The Conservatives' attempt to defend their shadow home secretary, claiming that his words were merely a recollection of his previous opinion, does not hold water. Instead, the only credible option, as Chris Cook, a former Tory economics adviser, argues in the Financial Times, is for David Cameron to sack Grayling.

If the Tory leader is to dispel the suspicion that his modernisation of the party was a purely tactical manoeuvre, designed to reconstruct the election-winning machine of old, then there is no alternative.

Grayling's comments are unacceptable for two essential reasons. First, as both Johann Hari and Peter Tatchell point out, had Grayling supported discrimination against black or Jewish couples, Cameron would not have hesistated to sack him. To suggest that different standards apply to gay couples is merely to replicate his original sin.

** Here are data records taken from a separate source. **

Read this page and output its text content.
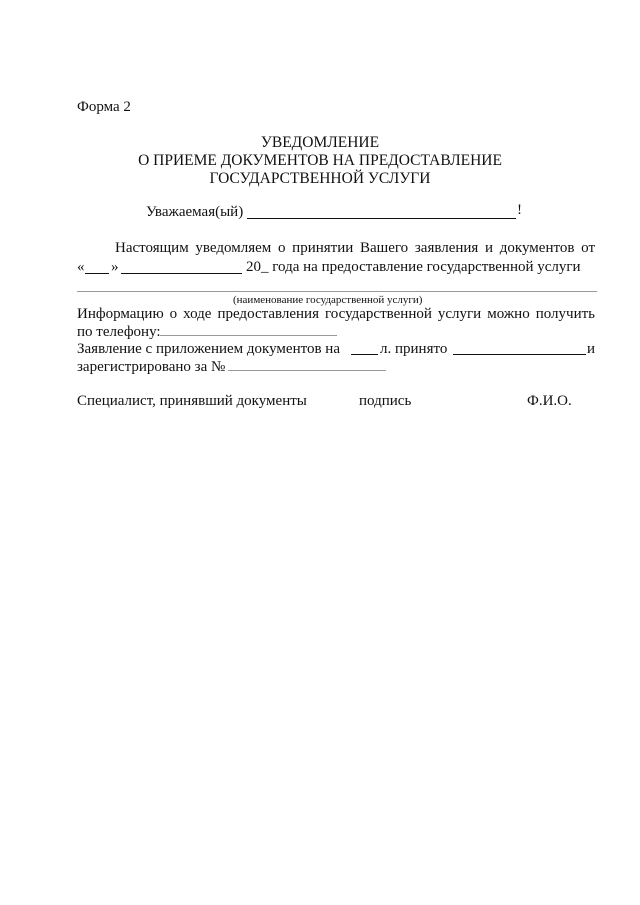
Форма 2
УВЕДОМЛЕНИЕ
О ПРИЕМЕ ДОКУМЕНТОВ НА ПРЕДОСТАВЛЕНИЕ
ГОСУДАРСТВЕННОЙ УСЛУГИ
Уважаемая(ый)	!
Настоящим уведомляем о принятии Вашего заявления и документов от
« »	20_ года на предоставление государственной услуги
(наименование государственной услуги)
Информацию о ходе предоставления государственной услуги можно получить
по телефону:
Заявление с приложением документов на	л. принято	и
зарегистрировано за №
Специалист, принявший документы	подпись	Ф.И.О.
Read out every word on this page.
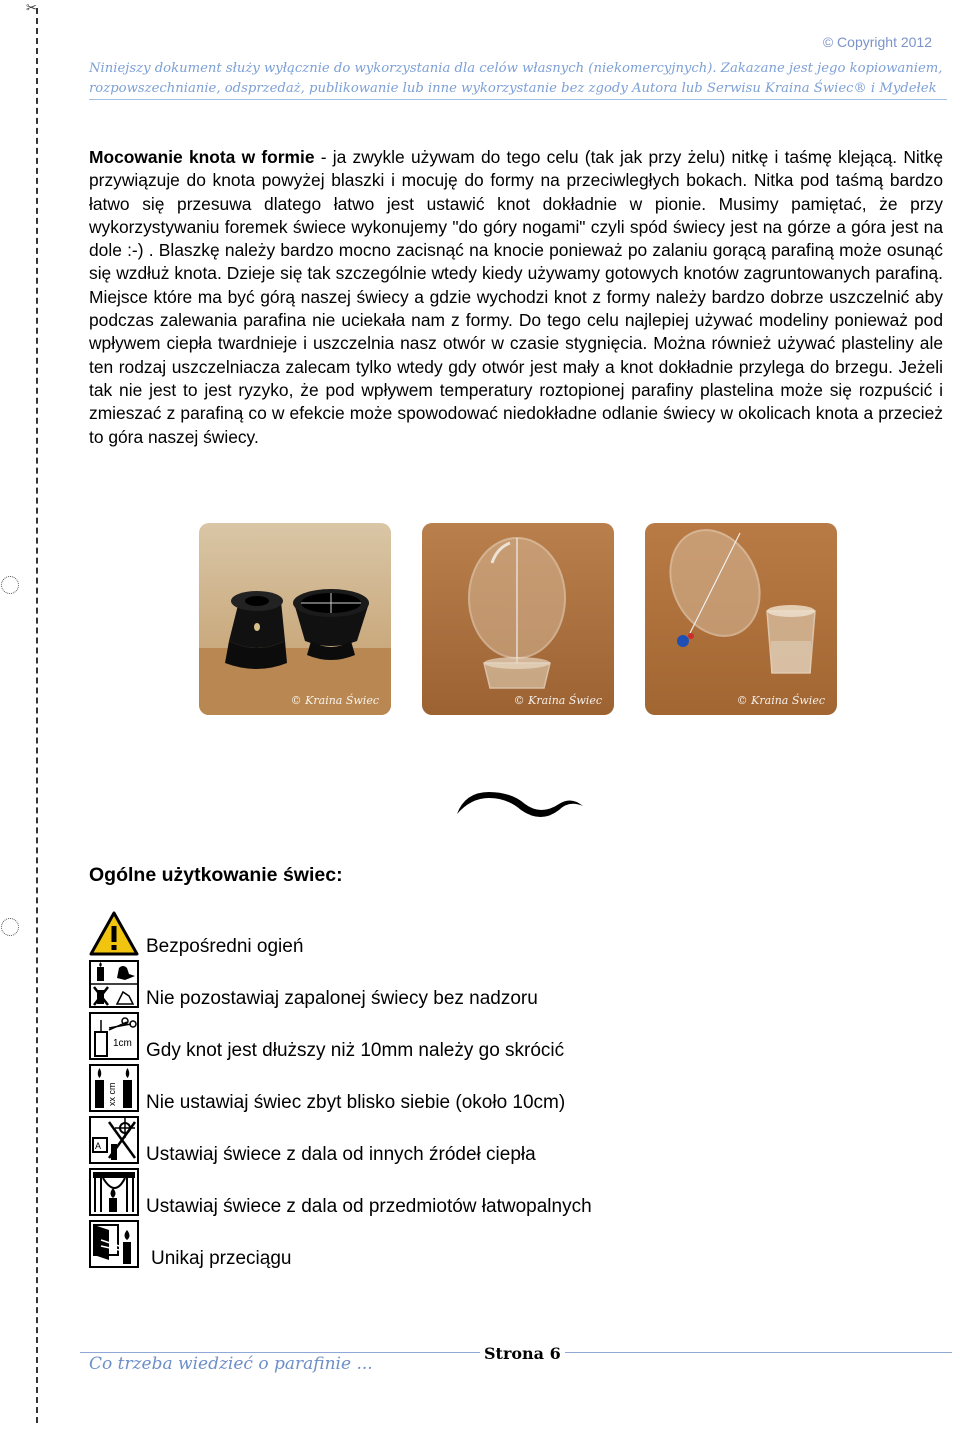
✂
© Copyright 2012
Niniejszy dokument służy wyłącznie do wykorzystania dla celów własnych (niekomercyjnych). Zakazane jest jego kopiowaniem,
rozpowszechnianie, odsprzedaż, publikowanie lub inne wykorzystanie bez zgody Autora lub Serwisu Kraina Świec® i Mydełek
Mocowanie knota w formie - ja zwykle używam do tego celu (tak jak przy żelu) nitkę i taśmę klejącą. Nitkę przywiązuje do knota powyżej blaszki i mocuję do formy na przeciwległych bokach. Nitka pod taśmą bardzo łatwo się przesuwa dlatego łatwo jest ustawić knot dokładnie w pionie. Musimy pamiętać, że przy wykorzystywaniu foremek świece wykonujemy "do góry nogami" czyli spód świecy jest na górze a góra jest na dole :-) . Blaszkę należy bardzo mocno zacisnąć na knocie ponieważ po zalaniu gorącą parafiną może osunąć się wzdłuż knota. Dzieje się tak szczególnie wtedy kiedy używamy gotowych knotów zagruntowanych parafiną. Miejsce które ma być górą naszej świecy a gdzie wychodzi knot z formy należy bardzo dobrze uszczelnić aby podczas zalewania parafina nie uciekała nam z formy. Do tego celu najlepiej używać modeliny ponieważ pod wpływem ciepła twardnieje i uszczelnia nasz otwór w czasie stygnięcia. Można również używać plasteliny ale ten rodzaj uszczelniacza zalecam tylko wtedy gdy otwór jest mały a knot dokładnie przylega do brzegu. Jeżeli tak nie jest to jest ryzyko, że pod wpływem temperatury roztopionej parafiny plastelina może się rozpuścić i zmieszać z parafiną co w efekcie może spowodować niedokładne odlanie świecy w okolicach knota a przecież to góra naszej świecy.
© Kraina Świec	© Kraina Świec	© Kraina Świec
Ogólne użytkowanie świec:
Bezpośredni ogień
Nie pozostawiaj zapalonej świecy bez nadzoru
1cm Gdy knot jest dłuższy niż 10mm należy go skrócić
xx cm Nie ustawiaj świec zbyt blisko siebie (około 10cm)
A Ustawiaj świece z dala od innych źródeł ciepła
Ustawiaj świece z dala od przedmiotów łatwopalnych
Unikaj przeciągu
Co trzeba wiedzieć o parafinie ...
Strona 6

Second, this man, who hopes and expects to become home secretary in a few weeks' time, in effect suggested that it was acceptable for people to break the law. It would now be risible for Cameron to allow him to take charge of the Home Office.

In fact, it is now likely that Grayling will be disposed of quietly, or at least demoted, after the election. As I've pointed out before, his serial gaffes (that comparison of Britain with The Wire, his unwitting attack on General Richard Dannatt's appointment, the manipulation of crime statistics) made him a vulnerable figure long ago.

Still, if Cameron wants to prove that he has changed more than his party's poll ratings, Grayling must go now.